Farrokhzad does not simply present events and images that are up to us to interpret or imbue with meaning. Her skills at poetry translate seamlessly to the visual medium. She understands concepts like visual rhymes and motifs and can create tension and moods just from clever editing. One of the most brilliant images has to be when she talks of the evening closing in and swallowing her with darkness as a leper approaches the screen from deep into the frame until we the viewers are swallowed into darkness as well. Even though the image can send chills down your spine, it is oddly comforting, as if the people in the colony have learned to live with death and see it as part of life, and we could learn this attitude from them.

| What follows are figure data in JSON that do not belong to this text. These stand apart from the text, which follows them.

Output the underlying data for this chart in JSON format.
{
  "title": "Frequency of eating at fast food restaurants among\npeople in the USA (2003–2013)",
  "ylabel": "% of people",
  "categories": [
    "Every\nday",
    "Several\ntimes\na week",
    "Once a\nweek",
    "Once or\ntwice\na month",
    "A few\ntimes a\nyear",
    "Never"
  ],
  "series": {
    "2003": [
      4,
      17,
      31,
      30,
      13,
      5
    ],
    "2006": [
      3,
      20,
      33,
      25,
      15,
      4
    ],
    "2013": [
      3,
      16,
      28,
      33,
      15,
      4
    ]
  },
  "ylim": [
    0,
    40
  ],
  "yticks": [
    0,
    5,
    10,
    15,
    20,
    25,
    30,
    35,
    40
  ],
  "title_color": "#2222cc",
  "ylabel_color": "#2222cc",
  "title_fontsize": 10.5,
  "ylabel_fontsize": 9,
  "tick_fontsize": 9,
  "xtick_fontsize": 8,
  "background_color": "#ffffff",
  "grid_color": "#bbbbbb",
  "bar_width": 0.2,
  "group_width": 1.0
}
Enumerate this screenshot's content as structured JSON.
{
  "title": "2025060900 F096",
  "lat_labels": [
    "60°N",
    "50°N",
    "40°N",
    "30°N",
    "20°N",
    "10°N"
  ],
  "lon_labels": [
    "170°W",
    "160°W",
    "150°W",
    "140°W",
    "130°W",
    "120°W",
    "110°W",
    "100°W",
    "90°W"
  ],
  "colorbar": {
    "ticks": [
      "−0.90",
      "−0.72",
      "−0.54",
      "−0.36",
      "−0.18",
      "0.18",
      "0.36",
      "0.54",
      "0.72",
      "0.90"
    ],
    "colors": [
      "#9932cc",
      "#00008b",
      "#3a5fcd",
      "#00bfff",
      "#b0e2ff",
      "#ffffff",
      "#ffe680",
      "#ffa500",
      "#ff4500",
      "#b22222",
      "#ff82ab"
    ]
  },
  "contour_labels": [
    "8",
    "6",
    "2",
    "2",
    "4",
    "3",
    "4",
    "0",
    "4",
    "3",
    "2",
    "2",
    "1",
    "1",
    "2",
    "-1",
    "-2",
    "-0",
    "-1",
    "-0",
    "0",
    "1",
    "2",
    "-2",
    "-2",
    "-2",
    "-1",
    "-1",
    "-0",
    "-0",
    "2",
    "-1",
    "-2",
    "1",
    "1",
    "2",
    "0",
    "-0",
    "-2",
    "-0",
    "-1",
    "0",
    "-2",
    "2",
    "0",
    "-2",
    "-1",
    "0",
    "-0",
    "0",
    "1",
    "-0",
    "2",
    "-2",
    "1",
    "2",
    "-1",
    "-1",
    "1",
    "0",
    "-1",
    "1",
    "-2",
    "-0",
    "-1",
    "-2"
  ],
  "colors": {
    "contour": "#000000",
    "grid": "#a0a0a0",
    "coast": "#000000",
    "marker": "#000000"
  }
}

I only encountered and learned about this film recently, but already I am sad that Farrokhzad, who died in a car accident at 32, could not leave us with more work beyond this one short. However, she is hardly forgotten. Her influence on Iranian poetry is so profound that she is called the “Eternal Farrokhzad.” Even this one short film was so impactful that many people believe it gave birth to modern Iranian cinema. (Indeed, Abbas Kiarostami’s The Wind Will Carry Us takes its title from one of Farrokhzad’s poems.) From a country that has been demonized and misunderstood by Westerners, Farrokhzad’s work is a rich wellspring that those lucky enough to encounter her can always find comfort, beauty and humanity in.